Tokayev did not name names, naturally, and he most certainly is not referring to himself. But “close associate” would be an apt description of Tokayev, at least before January 2022. Tokayev’s entire political history was intertwined with Nazarbayev. His rise to power was specifically engineered by the former president, though not necessarily a shock to close observers.
For example, writing in The Diplomat in October 2018 one astute observer noted that “Near the top of many analysts’ lists of possible Nazarbayev successors is Kassym-Jomart Tokayev, the current chairman of the Senate, second only in power to Nazarbayev himself.” She went on to write however, that “where Tokayev may fall short is domestic policymaking. He lacks experience in implementing Kazakh domestic policy initiatives and that may call his long-term leadership potential into question.”
And indeed, it was the domestic sphere that presented Tokayev his greatest challenge. In his recent interview, Tokayev persists in the narrative that the January 2022 events were plotted and orchestrated, saying that “preparations” had begun six months earlier when the government made an “an ill-conceived, illegal decision to sharply increase the price of liquefied gas.”
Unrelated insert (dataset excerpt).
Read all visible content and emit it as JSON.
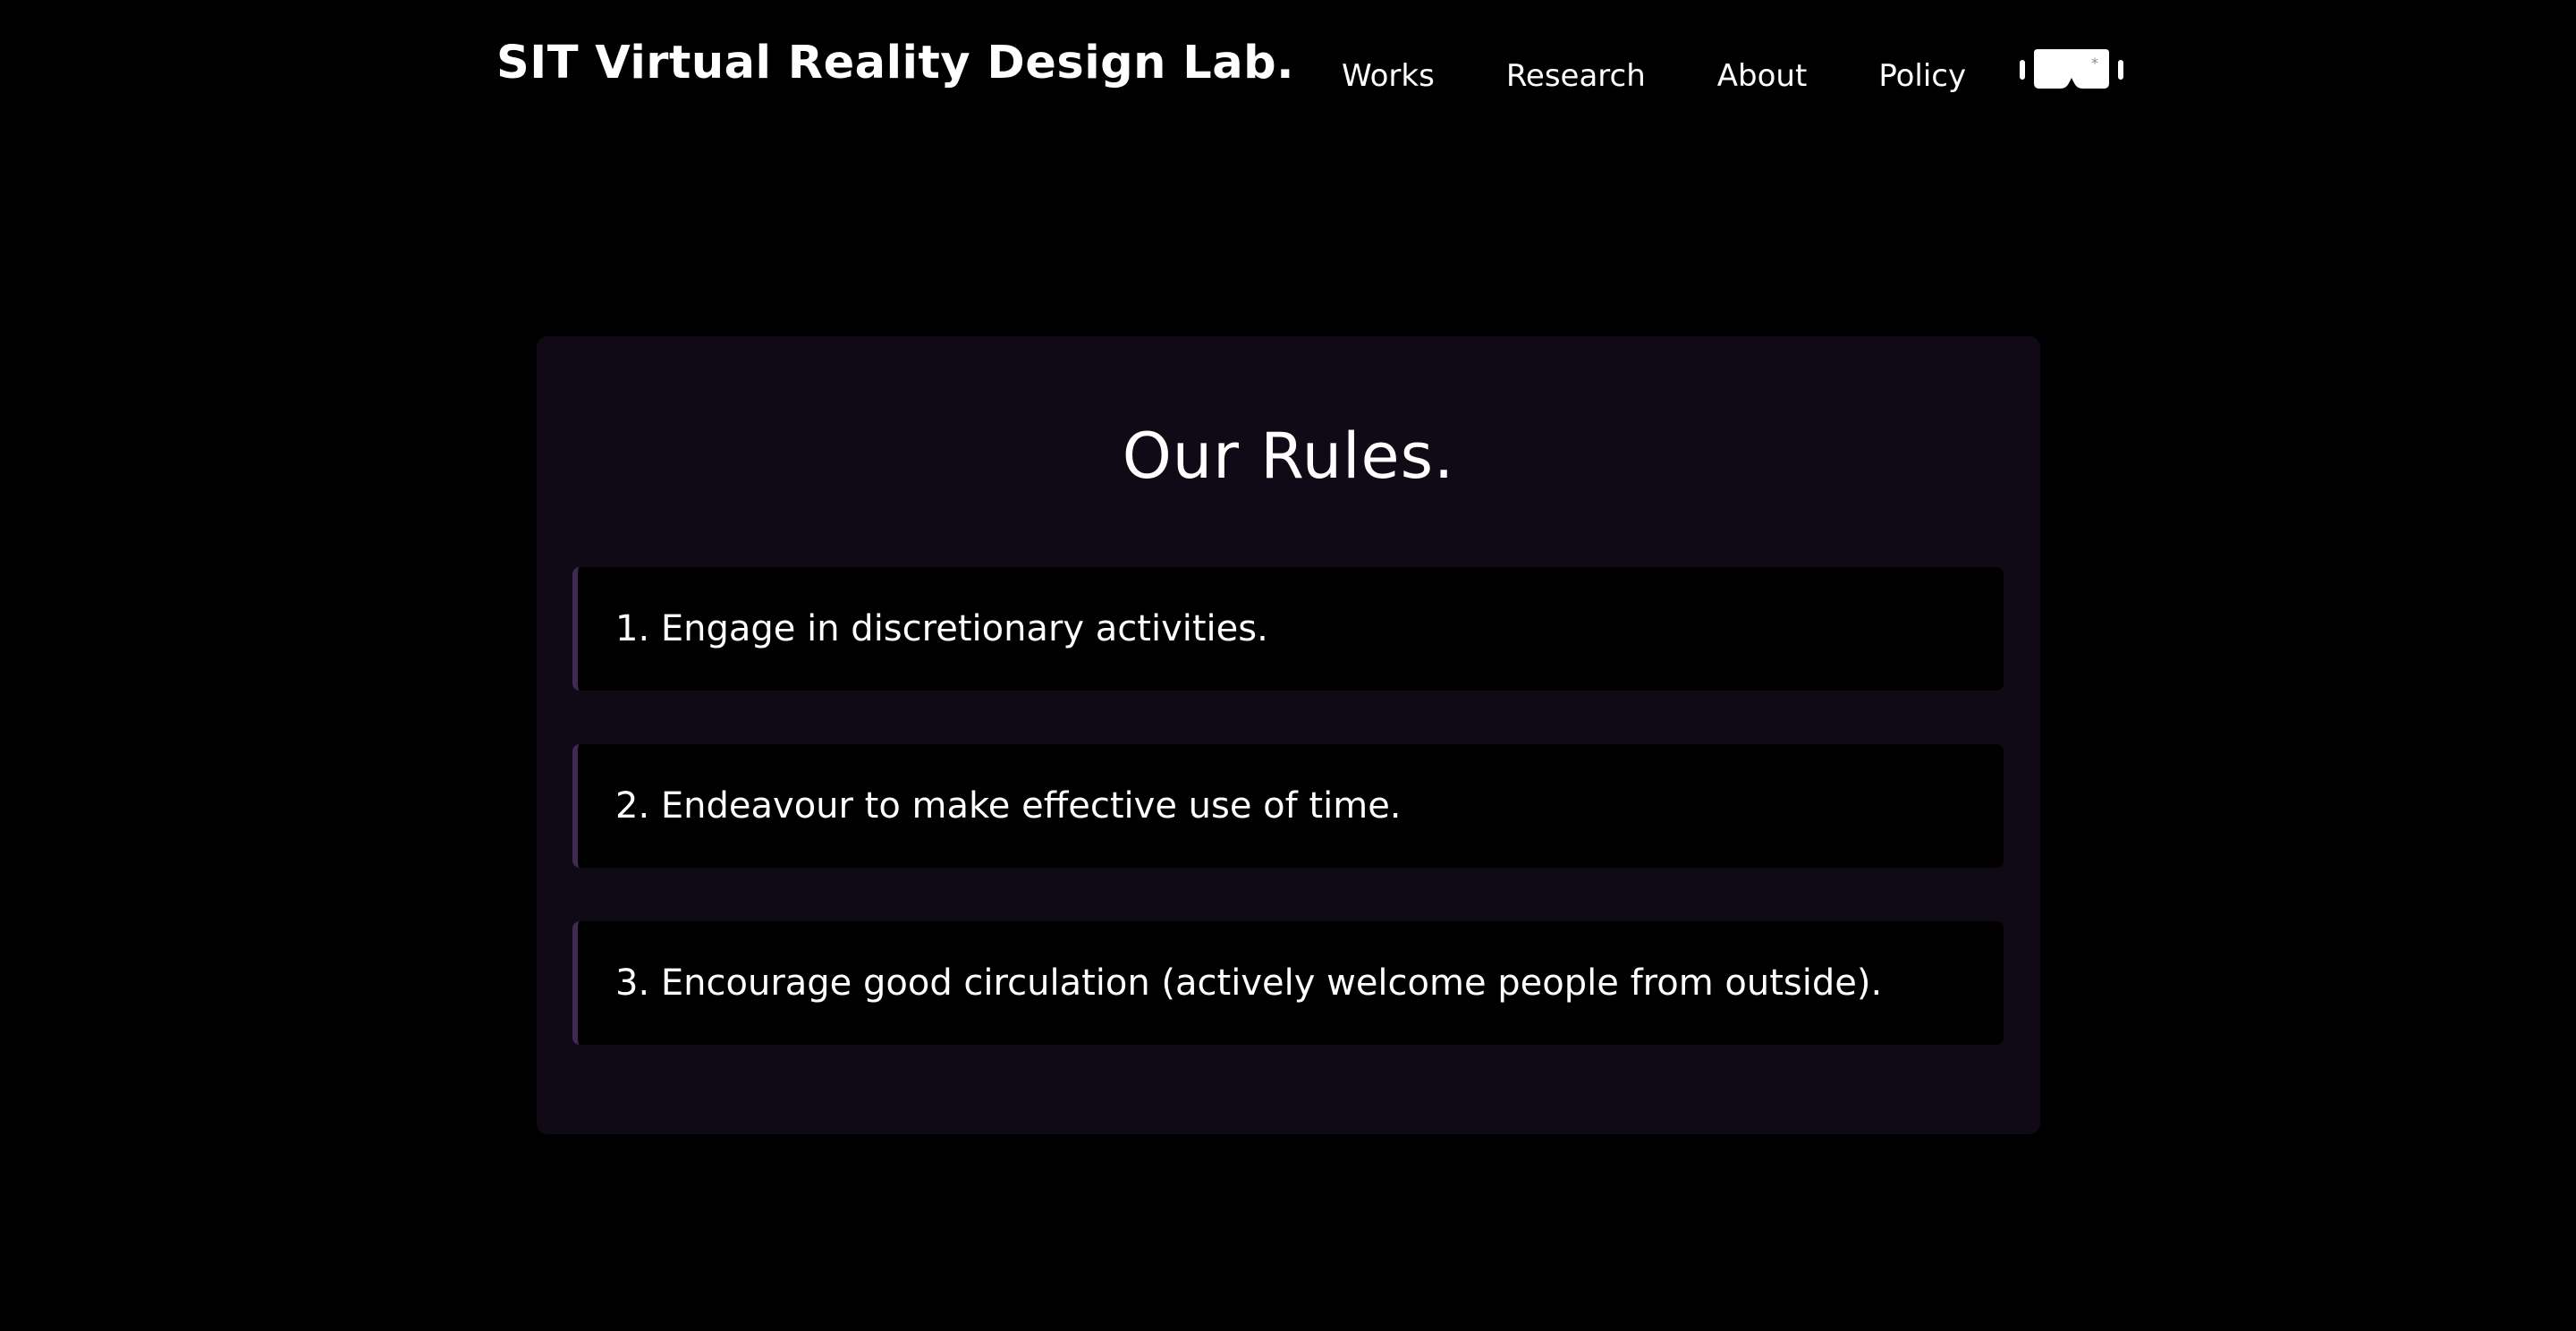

That’s another slip of sorts. Tokayev became acting president in March 2019 when Nazarbayev stepped down, and was formally elected president in a snap vote that June. The government that made that “ill-conceived, illegal decision” was his.
He also blamed “extremists, criminal groups, and religious extremists” for the violence, seeking once again to externalize a problem of innately domestic character. On the religious extremist angle, RFE/RL’s Kazakh Service noted in its reporting that no charges of religious extremism have been brought against anyone in the very many trials that have occurred relation to the January events. RFE/RL’s English-language reporting noted that “[a]side from about 10 members of the fundamentalist Islamic group Yakyn Inkar – which is considered a banned extremist group in Kazakhstan – who were arrested in connection with the protests, no religious groups have been singled out for alleged involvement in the protests.”
The goal of the plot was to establish the very “dual power” system that many analysts have argued existed since March 2019. Here we return to the top, and Tokayev’s remark regarding what he told Nazarbayev.
“In any case,” he continued immediately after criticizing the political machinations of Nazarbayev’s associates, “I believe that there should be no senior or junior president in the country.”
We can guess who that exclamation is aimed at, from the context both on the digital page and the political milieu of the moment. Nazarbayev has been back in the news in recent months, from salacious reporting on his autobiography, in which he admits openly to being a polygamist, to a December 30 meeting with Russian President Vladimir Putin, which stirred up discussion of whether the former president was plotting a comeback. In his recent interview, Tokayev said the time was not right for his own memoir.
The January 3 interview conveniently presents Tokayev’s preferred narratives regarding the January 2022 unrest – as well as other matters, such as the erroneous assertion that there are no political prisoners in Kazakhstan (a comment and topic deserving of its own separate analysis) – but the timing also works to counter the resurgence of chatter about Nazarbayev.
As much as Tokayev tries, he may never come out from his predecessor’s long shadow.